Tulsa Group Helps Military Families Struggling After Coronavirus Furloughs, Lay-Offs

Monday, April 27th 2020, 4:23 pm

TULSA, Oklahoma -

A Tulsa group is helping military families who are struggling financially because of COVID-19.

Soldier's Wish is donating grocery cards to families who have been laid-off and furloughed.

Countless families across Oklahoma are financially struggling because many businesses across the state have been closed for weeks now. Stimulus checks and small business loans don't quite cut it for many who have kids.

It’s why Soldiers Wish Board Member Mark Tedford said they wanted to step in to help.

"What we found was, other organizations to help veterans, they had a lot of criteria, that people fell through the cracks," Tedford said.

The non-profit is based in Tulsa but has granted wishes for military families in more than two dozen states.

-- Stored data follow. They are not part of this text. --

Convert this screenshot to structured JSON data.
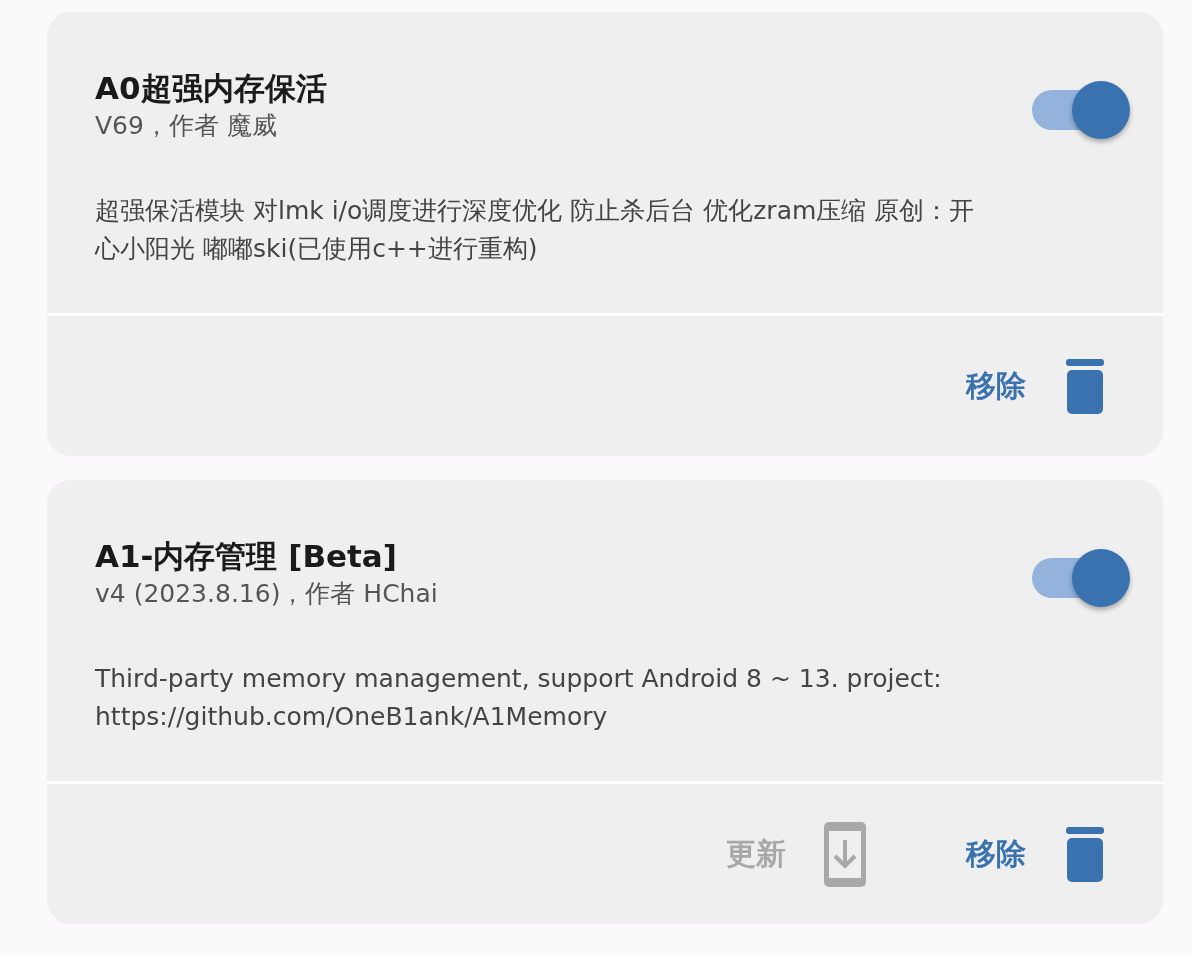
{
  "modules": [
    {
      "title": "A0超强内存保活",
      "version": "V69，作者 魔威",
      "description": "超强保活模块 对lmk i/o调度进行深度优化 防止杀后台 优化zram压缩 原创：开心小阳光 嘟嘟ski(已使用c++进行重构)",
      "enabled": true,
      "actions": [
        {
          "kind": "remove",
          "label": "移除",
          "disabled": false
        }
      ]
    },
    {
      "title": "A1-内存管理 [Beta]",
      "version": "v4 (2023.8.16)，作者 HChai",
      "description": "Third-party memory management, support Android 8 ~ 13. project: https://github.com/OneB1ank/A1Memory",
      "enabled": true,
      "actions": [
        {
          "kind": "update",
          "label": "更新",
          "disabled": true
        },
        {
          "kind": "remove",
          "label": "移除",
          "disabled": false
        }
      ]
    }
  ]
}
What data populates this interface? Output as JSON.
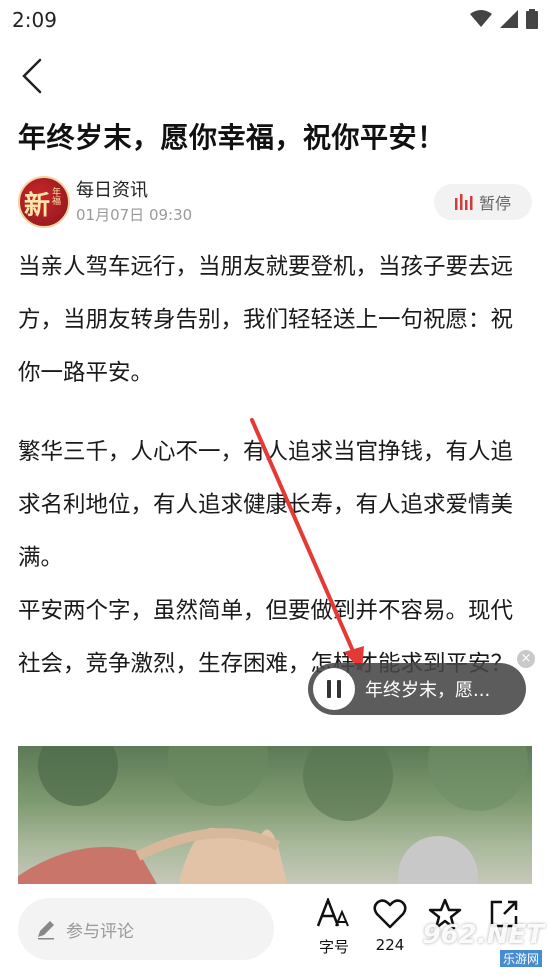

This week they started handing out grocery cards to families in need.

Soldiers Wish has approved 30 cards worth 250 dollars each but will give out more if needed.

"I'm truly, truly grateful," Christina Lalicker said.

Lalicker's husband, Marc, served with the Coast Guard in Virginia, Florida, and Washington, before they moved to Coweta. She said the money for groceries is a blessing.

"Obviously everything is crazy right now with COVID-19," Natalie Alexander said.

Alexander and her husband Benjamin both worked in the corporate offices for McNellies and have been furloughed. Benjamin served in the Navy as a search and rescue swimmer.

"We are just another veteran family trying to do well in our community, and we really appreciate Soldiers Wish so much for helping all of the veterans in the Tulsa Metro area and Oklahoma," Alexander said.

They both hope everything will soon be able to go back to normal, safely. Tedford said they're ready to help people like the Lalickers and Alexanders, even when that does happen.

"The military personnel is fighting for our freedoms, and it's good to give them the feeling that they're not alone, that there's people who do care, and they're out there to help them and make sure they're taken care of at least for their basic needs," Tedford said.